Finkelstein, also a staff physician at Children’s Hospital Boston, and colleagues surveyed more than 2,000 parents in 16 Massachusetts communities, asking parents, pediatricians, and family physicians to assess the current use of watchful waiting and to determine the acceptability of this option to parents. A majority of physicians (63 percent) reported at least occasionally using initial observation, but of those, a scant 6 percent use it frequently.

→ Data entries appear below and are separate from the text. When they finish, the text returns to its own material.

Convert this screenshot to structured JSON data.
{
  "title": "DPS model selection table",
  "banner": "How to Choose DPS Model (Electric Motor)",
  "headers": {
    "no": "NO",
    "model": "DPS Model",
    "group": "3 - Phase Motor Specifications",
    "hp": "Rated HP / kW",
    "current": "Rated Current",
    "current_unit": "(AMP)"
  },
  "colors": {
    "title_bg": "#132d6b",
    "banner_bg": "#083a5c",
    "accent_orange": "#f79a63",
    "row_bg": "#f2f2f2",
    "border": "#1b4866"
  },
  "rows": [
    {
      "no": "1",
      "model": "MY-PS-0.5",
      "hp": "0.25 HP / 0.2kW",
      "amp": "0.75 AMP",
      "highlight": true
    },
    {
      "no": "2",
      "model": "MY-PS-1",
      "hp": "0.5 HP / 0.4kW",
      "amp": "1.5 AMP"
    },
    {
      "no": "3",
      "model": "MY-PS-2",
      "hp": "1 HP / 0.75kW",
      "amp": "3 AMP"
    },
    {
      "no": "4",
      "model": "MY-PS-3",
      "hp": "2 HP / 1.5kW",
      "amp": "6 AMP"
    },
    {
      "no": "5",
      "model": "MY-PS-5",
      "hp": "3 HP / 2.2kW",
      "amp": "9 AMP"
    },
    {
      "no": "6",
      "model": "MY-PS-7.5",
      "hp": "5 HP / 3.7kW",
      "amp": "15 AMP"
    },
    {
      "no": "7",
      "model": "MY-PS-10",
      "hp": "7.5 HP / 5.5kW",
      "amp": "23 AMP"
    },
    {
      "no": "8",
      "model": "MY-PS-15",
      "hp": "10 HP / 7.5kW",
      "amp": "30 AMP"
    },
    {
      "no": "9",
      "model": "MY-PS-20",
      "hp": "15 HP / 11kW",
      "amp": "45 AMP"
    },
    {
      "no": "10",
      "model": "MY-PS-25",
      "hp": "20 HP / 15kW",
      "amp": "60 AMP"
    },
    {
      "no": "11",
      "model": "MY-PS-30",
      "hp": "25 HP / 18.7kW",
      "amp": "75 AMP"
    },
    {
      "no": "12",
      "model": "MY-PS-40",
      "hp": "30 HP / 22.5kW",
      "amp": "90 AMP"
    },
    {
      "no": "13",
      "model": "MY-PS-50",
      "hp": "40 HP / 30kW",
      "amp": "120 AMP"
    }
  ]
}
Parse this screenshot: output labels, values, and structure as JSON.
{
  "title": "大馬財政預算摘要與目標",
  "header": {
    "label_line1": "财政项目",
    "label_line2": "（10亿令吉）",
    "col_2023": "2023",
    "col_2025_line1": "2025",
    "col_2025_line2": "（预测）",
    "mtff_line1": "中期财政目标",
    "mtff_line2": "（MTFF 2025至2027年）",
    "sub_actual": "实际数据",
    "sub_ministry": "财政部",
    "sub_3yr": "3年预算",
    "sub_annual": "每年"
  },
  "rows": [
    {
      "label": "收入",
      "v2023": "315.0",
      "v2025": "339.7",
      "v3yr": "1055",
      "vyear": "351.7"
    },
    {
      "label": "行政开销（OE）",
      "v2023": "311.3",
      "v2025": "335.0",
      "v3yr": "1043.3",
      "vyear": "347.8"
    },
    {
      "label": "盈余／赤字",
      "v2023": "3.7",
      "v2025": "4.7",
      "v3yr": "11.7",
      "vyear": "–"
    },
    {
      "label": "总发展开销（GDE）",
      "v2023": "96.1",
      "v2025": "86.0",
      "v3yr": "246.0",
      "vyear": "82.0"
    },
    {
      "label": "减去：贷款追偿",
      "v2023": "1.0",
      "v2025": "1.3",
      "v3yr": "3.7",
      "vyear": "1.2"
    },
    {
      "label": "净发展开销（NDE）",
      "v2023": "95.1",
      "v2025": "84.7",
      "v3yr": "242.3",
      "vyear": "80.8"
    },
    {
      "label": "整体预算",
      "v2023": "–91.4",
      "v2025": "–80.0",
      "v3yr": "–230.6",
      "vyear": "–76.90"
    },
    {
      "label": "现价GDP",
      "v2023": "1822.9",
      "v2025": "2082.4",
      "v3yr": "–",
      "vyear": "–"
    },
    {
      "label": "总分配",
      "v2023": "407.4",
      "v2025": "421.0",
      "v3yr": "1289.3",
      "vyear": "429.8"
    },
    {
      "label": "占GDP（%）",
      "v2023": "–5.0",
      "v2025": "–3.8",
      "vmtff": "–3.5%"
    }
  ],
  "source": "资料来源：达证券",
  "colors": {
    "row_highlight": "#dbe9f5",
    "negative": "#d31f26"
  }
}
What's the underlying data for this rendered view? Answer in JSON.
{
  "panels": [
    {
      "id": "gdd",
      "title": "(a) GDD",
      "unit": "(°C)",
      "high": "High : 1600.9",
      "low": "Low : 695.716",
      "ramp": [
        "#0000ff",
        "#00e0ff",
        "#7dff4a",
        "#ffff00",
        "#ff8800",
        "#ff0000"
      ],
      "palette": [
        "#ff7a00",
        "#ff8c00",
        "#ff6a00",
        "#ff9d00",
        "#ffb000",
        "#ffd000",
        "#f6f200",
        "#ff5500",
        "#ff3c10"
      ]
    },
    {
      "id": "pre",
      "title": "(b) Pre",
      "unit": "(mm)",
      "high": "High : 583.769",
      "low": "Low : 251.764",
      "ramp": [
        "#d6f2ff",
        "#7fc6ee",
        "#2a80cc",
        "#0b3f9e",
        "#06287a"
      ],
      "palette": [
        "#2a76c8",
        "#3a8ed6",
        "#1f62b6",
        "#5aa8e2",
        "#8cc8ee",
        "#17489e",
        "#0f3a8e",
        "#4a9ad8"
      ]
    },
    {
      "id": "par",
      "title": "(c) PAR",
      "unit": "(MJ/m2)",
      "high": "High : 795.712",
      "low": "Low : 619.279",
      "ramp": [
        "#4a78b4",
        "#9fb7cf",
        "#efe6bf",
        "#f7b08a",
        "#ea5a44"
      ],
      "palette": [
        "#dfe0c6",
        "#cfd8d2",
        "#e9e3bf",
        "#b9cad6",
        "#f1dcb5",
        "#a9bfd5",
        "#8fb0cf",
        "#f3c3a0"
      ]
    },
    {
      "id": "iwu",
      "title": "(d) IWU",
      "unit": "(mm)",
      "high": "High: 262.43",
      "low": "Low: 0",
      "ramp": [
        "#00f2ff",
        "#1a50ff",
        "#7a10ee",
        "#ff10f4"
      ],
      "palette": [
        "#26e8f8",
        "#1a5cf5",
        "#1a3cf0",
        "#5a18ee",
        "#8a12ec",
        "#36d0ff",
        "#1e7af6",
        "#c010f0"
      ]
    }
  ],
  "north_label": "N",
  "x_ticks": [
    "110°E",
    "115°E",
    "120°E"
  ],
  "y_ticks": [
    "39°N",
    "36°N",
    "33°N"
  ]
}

The findings also indicate that although many parents have concerns about using watchful waiting, only 40 percent would be dissatisfied if their doctor suggested this treatment and 34 percent would be satisfied. There was greater acceptance of the technique among parents with more education, with a greater knowledge about antibiotics, or who feel included in medical decisions.
“Parents will be hearing more about the option of initially observing ear infections. This study shows there is a range of opinions about this practice,” Finkelstein said, “and good communication between parents and doctors is essential to ensure it is used appropriately.”
This observation method was included as a treatment option for selected patients in practice guidelines released by the American Academy of Pediatrics and American Academy of Family Physicians in 2004. The recommendations involve initial observation of non-severe cases in children 2 years old or older with mild ear pain, without high fever, and for whom the physician believes that prompt follow-up is assured should symptoms worsen.